Council member Tish Powell requested staff provide statistics before the final vote on how many Elgin residents are working at minimum wage jobs either in the city or elsewhere.

Still, Powell said, opting into the Cook County requirements, "would make the city an island among other municipalities that don't adopt" the rules.

Supporting material for the Wednesday Committee of the Whole meeting noted that 29 Cook County towns already have decided to opt out of the requirements, including Hanover Park, Schaumburg and Streamwood.

Elgin, Hoffman Estates and seven other municipalities are considering doing so. Countryside, Evanston, Franklin Park, LaGrange and Oak Park have decided to abide by the Cook County requirements, according to the meeting memo.

Powell also noted pressures on low income-earners, including that rents in the area have become increasingly less affordable and in many cases are more than the mortgage on her home.

Powell said some big companies that pay minimum or low wages actually wind up having taxpayers ultimately subsidize their employees, as those workers turn to federal and state programs for financial support.

Council member Carol Rauschenberger said wage and sick pay issues are complicated but believes that giving more to those at the bottom is good economic policy and that there is evidence showing paid sick days actually increase productivity.

Kaptain said the Cook County rules create a patchwork quilt across the region, particularly with Elgin being in two counties.

Council member Terry Gavin said he heard from Little Angels, the home for children and young adults with severe disabilities. The organization already is adversely impacted by the state's budget impasse, Gavin said, and he was told that a hike in the minimum wage would be a detriment that could lead to layoffs.

Gavin also noted that increases in the minimum wage might also lead some companies down a quicker path to automated services, which some already are doing.

During the public comments portion of its regular meeting, the Council heard from about 10 people who favored Elgin opting in to the Cook County regulations.

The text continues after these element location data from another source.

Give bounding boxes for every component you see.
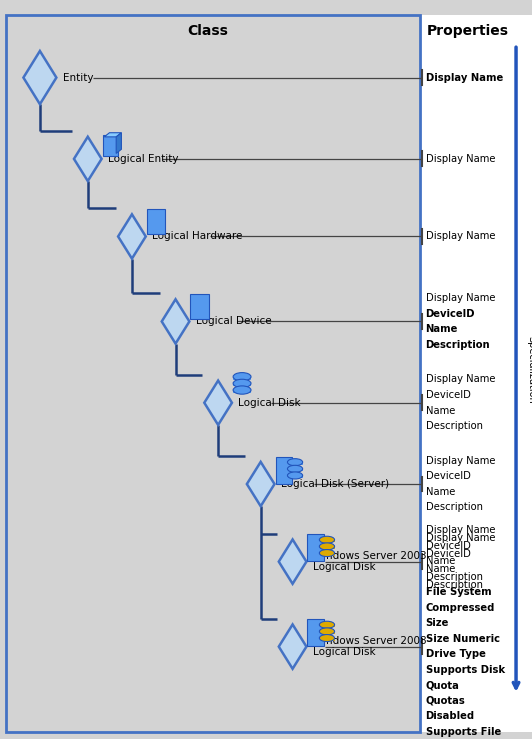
Text: Description: Description [426,421,483,431]
Polygon shape [104,133,121,137]
Polygon shape [247,462,275,506]
Polygon shape [74,137,102,181]
Text: Logical Device: Logical Device [196,316,271,327]
Text: Entity: Entity [63,72,93,83]
FancyBboxPatch shape [233,384,251,386]
Text: Name: Name [426,406,455,415]
Text: Description: Description [426,572,483,582]
Text: Display Name: Display Name [426,154,495,164]
FancyBboxPatch shape [307,619,324,647]
Text: Logical Disk (Server): Logical Disk (Server) [281,479,389,489]
Text: DeviceID: DeviceID [426,549,470,559]
Polygon shape [23,51,56,104]
Text: Windows Server 2008
Logical Disk: Windows Server 2008 Logical Disk [313,636,427,658]
Text: Description: Description [426,503,483,512]
FancyBboxPatch shape [319,553,335,556]
FancyBboxPatch shape [307,534,324,562]
FancyBboxPatch shape [276,457,292,484]
Ellipse shape [319,543,335,550]
FancyBboxPatch shape [319,638,335,641]
Text: Logical Hardware: Logical Hardware [152,231,243,242]
Text: Disabled: Disabled [426,712,475,721]
Polygon shape [204,381,232,425]
Text: DeviceID: DeviceID [426,390,470,400]
Text: File System: File System [426,588,491,597]
Text: Size Numeric: Size Numeric [426,634,500,644]
Text: Description: Description [426,340,490,350]
Text: Windows Server 2003
Logical Disk: Windows Server 2003 Logical Disk [313,551,427,573]
FancyBboxPatch shape [103,134,118,156]
FancyBboxPatch shape [319,539,335,542]
FancyBboxPatch shape [420,15,532,732]
Text: Display Name: Display Name [426,375,495,384]
Text: Supports File: Supports File [426,727,501,737]
Text: Quota: Quota [426,681,460,690]
Text: Class: Class [187,24,228,38]
Ellipse shape [233,386,251,394]
Text: Name: Name [426,565,455,574]
Ellipse shape [287,472,303,479]
Ellipse shape [319,621,335,628]
Text: Name: Name [426,556,455,566]
Polygon shape [162,299,189,344]
Ellipse shape [233,372,251,381]
Text: Compressed: Compressed [426,603,495,613]
Text: Display Name: Display Name [426,293,495,303]
FancyBboxPatch shape [147,209,165,234]
Ellipse shape [287,459,303,466]
Ellipse shape [233,379,251,387]
Ellipse shape [287,466,303,472]
Text: Size: Size [426,619,449,628]
FancyBboxPatch shape [287,475,303,478]
Text: Description: Description [426,580,483,590]
Polygon shape [118,214,146,259]
Text: Specialization: Specialization [527,336,532,403]
Polygon shape [279,624,306,669]
Text: Supports Disk: Supports Disk [426,665,505,675]
FancyBboxPatch shape [233,390,251,393]
Text: Display Name: Display Name [426,525,495,535]
FancyBboxPatch shape [287,462,303,465]
Text: Name: Name [426,324,458,334]
Text: Display Name: Display Name [426,534,495,543]
FancyBboxPatch shape [319,624,335,627]
Ellipse shape [319,628,335,635]
FancyBboxPatch shape [190,294,209,319]
Ellipse shape [319,635,335,641]
Polygon shape [279,539,306,584]
FancyBboxPatch shape [319,631,335,634]
FancyBboxPatch shape [319,546,335,549]
Text: Display Name: Display Name [426,72,503,83]
FancyBboxPatch shape [233,377,251,380]
Text: Drive Type: Drive Type [426,650,486,659]
Text: Quotas: Quotas [426,696,466,706]
FancyBboxPatch shape [287,469,303,471]
Text: Logical Disk: Logical Disk [238,398,301,408]
Text: DeviceID: DeviceID [426,541,470,551]
Text: DeviceID: DeviceID [426,471,470,481]
Text: Logical Entity: Logical Entity [108,154,179,164]
Text: DeviceID: DeviceID [426,309,475,319]
Text: Properties: Properties [427,24,509,38]
Text: Display Name: Display Name [426,231,495,242]
Ellipse shape [319,537,335,543]
Polygon shape [116,133,121,154]
Text: Name: Name [426,487,455,497]
FancyBboxPatch shape [6,15,420,732]
Text: Display Name: Display Name [426,456,495,466]
Ellipse shape [319,550,335,556]
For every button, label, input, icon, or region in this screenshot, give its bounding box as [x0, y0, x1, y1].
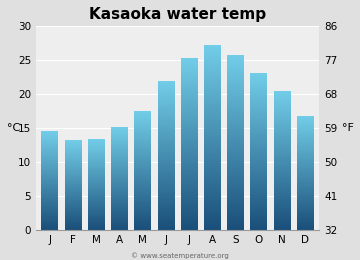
Y-axis label: °C: °C [6, 123, 20, 133]
Y-axis label: °F: °F [342, 123, 354, 133]
Text: © www.seatemperature.org: © www.seatemperature.org [131, 252, 229, 259]
Title: Kasaoka water temp: Kasaoka water temp [89, 7, 266, 22]
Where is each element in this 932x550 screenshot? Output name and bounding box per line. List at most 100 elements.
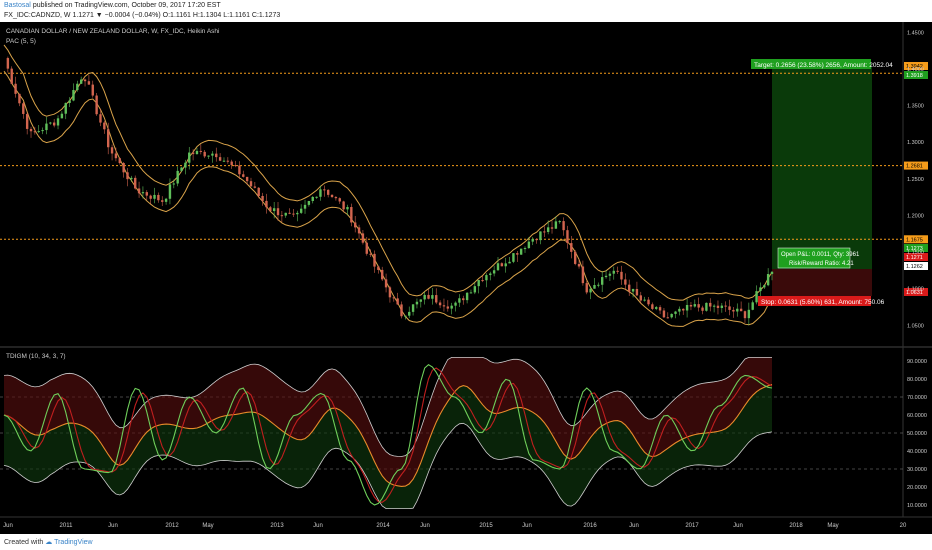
- candle-body: [712, 305, 716, 307]
- price-level-label-box: [904, 71, 928, 79]
- pnl-label-2: Risk/Reward Ratio: 4.21: [789, 261, 854, 267]
- price-level-label: 1.2681: [906, 164, 923, 170]
- target-zone[interactable]: [772, 66, 872, 269]
- price-level-label: 1.1262: [906, 264, 923, 270]
- candle-body: [388, 287, 392, 298]
- candle-body: [408, 311, 411, 316]
- candle-body: [763, 285, 766, 288]
- time-axis-label: Jun: [3, 523, 13, 529]
- candle-body: [207, 155, 210, 157]
- indicator-tick-label: 40.0000: [907, 449, 927, 455]
- price-level-label: 1.1675: [906, 237, 923, 243]
- candle-body: [458, 298, 461, 303]
- candle-body: [597, 284, 600, 286]
- price-channel-line: [3, 70, 773, 327]
- candle-body: [45, 123, 48, 131]
- stop-zone[interactable]: [772, 269, 872, 296]
- candle-body: [41, 130, 44, 132]
- horizontal-levels[interactable]: 1.3942 1.3918 1.2681 1.1675 1.1273 1.1271 1.12…: [0, 62, 928, 296]
- candle-body: [338, 198, 341, 202]
- indicator-tick-label: 70.0000: [907, 395, 927, 401]
- candle-body: [573, 251, 577, 264]
- candle-body: [161, 200, 164, 202]
- candle-body: [766, 274, 770, 286]
- candle-body: [624, 279, 627, 285]
- chart-area[interactable]: 1.3942 1.3918 1.2681 1.1675 1.1273 1.1271 1.12…: [0, 22, 932, 534]
- candle-body: [543, 231, 546, 233]
- candle-body: [145, 192, 148, 196]
- candle-body: [137, 188, 141, 194]
- candle-body: [400, 304, 403, 317]
- candle-body: [396, 298, 399, 305]
- candle-body: [60, 113, 64, 119]
- candle-body: [759, 287, 762, 292]
- candle-body: [353, 222, 357, 228]
- price-tick-label: 1.3500: [907, 104, 924, 110]
- candle-body: [346, 207, 349, 210]
- chart-svg[interactable]: 1.3942 1.3918 1.2681 1.1675 1.1273 1.1271 1.12…: [0, 22, 932, 534]
- author-link[interactable]: Bastosal: [4, 2, 31, 9]
- candle-body: [49, 122, 52, 124]
- candle-body: [296, 212, 299, 215]
- candle-body: [404, 315, 407, 317]
- pnl-box[interactable]: [777, 247, 851, 269]
- target-label: Target: 0.2656 (23.58%) 2656, Amount: 20…: [754, 62, 893, 69]
- candle-body: [716, 305, 720, 308]
- candle-body: [697, 304, 700, 308]
- candle-body: [581, 266, 585, 284]
- candle-body: [261, 195, 264, 201]
- publish-line: Bastosal published on TradingView.com, O…: [4, 2, 221, 9]
- candle-body: [342, 201, 345, 210]
- price-tick-label: 1.4500: [907, 30, 924, 36]
- candle-body: [658, 307, 662, 311]
- candle-body: [535, 238, 538, 241]
- candle-body: [465, 292, 469, 301]
- candle-body: [689, 304, 693, 307]
- candle-body: [141, 192, 145, 194]
- price-level-label: 1.3942: [906, 64, 923, 70]
- lower-band-fill: [4, 384, 772, 509]
- lower-pane-title: TDIGM (10, 34, 3, 7): [6, 353, 66, 360]
- rsi-line: [3, 364, 773, 506]
- candle-body: [655, 307, 658, 309]
- candle-body: [79, 79, 83, 84]
- time-axis-label: 20: [900, 523, 907, 529]
- candle-body: [519, 248, 523, 255]
- candle-body: [103, 122, 106, 130]
- candle-body: [732, 309, 735, 312]
- candle-body: [512, 253, 515, 262]
- stop-label-box[interactable]: [758, 296, 871, 306]
- time-axis-label: 2018: [789, 523, 803, 529]
- candle-body: [477, 280, 480, 287]
- candle-body: [56, 118, 60, 126]
- candle-body: [22, 103, 25, 114]
- candle-body: [257, 187, 260, 196]
- candle-body: [292, 213, 295, 215]
- candle-body: [373, 253, 376, 267]
- candle-body: [589, 288, 592, 293]
- candle-body: [276, 208, 280, 216]
- candle-body: [577, 263, 581, 267]
- candle-body: [18, 93, 21, 104]
- created-with-text: Created with: [4, 539, 44, 546]
- candle-body: [612, 270, 615, 274]
- candle-body: [357, 227, 361, 234]
- candle-body: [130, 177, 133, 180]
- candle-body: [523, 248, 527, 250]
- candle-body: [37, 131, 40, 133]
- price-level-label-box: [904, 244, 928, 252]
- candle-body: [639, 295, 642, 301]
- tradingview-brand[interactable]: TradingView: [54, 539, 93, 546]
- lower-band-line: [3, 422, 773, 509]
- candle-body: [381, 269, 384, 280]
- price-tick-label: 1.0500: [907, 323, 924, 329]
- axis-ticks: 1.4500 1.4000 1.3500 1.3000 1.2500 1.2000 1.15…: [907, 30, 927, 509]
- candle-body: [211, 153, 214, 156]
- candle-body: [504, 263, 507, 267]
- candle-body: [600, 277, 604, 285]
- candle-body: [226, 160, 230, 162]
- target-label-box[interactable]: [751, 59, 871, 69]
- tradingview-cloud-icon: ☁: [45, 539, 53, 546]
- candle-body: [249, 181, 253, 187]
- price-tick-label: 1.1500: [907, 250, 924, 256]
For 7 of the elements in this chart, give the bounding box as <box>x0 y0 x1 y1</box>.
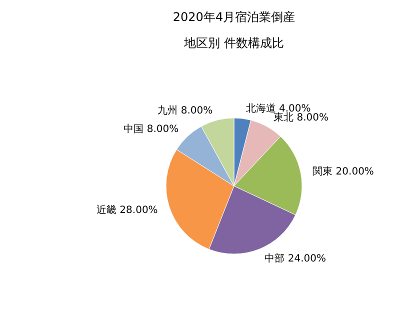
slice-label: 関東 20.00% <box>312 165 374 178</box>
slice-label: 中国 8.00% <box>124 123 179 136</box>
slice-label: 九州 8.00% <box>158 104 213 116</box>
slice-label: 中部 24.00% <box>264 252 326 265</box>
chart-title: 2020年4月宿泊業倒産 <box>172 10 296 24</box>
slice-label: 近畿 28.00% <box>96 204 158 216</box>
chart-subtitle: 地区別 件数構成比 <box>183 36 284 50</box>
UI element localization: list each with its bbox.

"I understand the complications," Nancy Burnidge said. "But I also think Elgin can be a leader."

Speaking through a translator, Rosa Ramirez told the council she has been a temporary worker for 18 years. She works six days a week in order to pay her rent, and if she takes a sick day, because she is not paid for it, she isn't able to meet her rent.

Ramirez said a higher minimum wage would enable her to pay her bills and contribute more to the local economy by purchasing more goods.

Ramirez said she works in an auto parts factory. "What we do is important work. We deserve an increase," she said.

Chicago Workers' Collaborative Executive Director, Tim Bell, served as Ramirez's translator. He and others said they felt neither the state nor federal government would be acting anytime soon on minimum wage hikes or enacting paid sick leave legislation.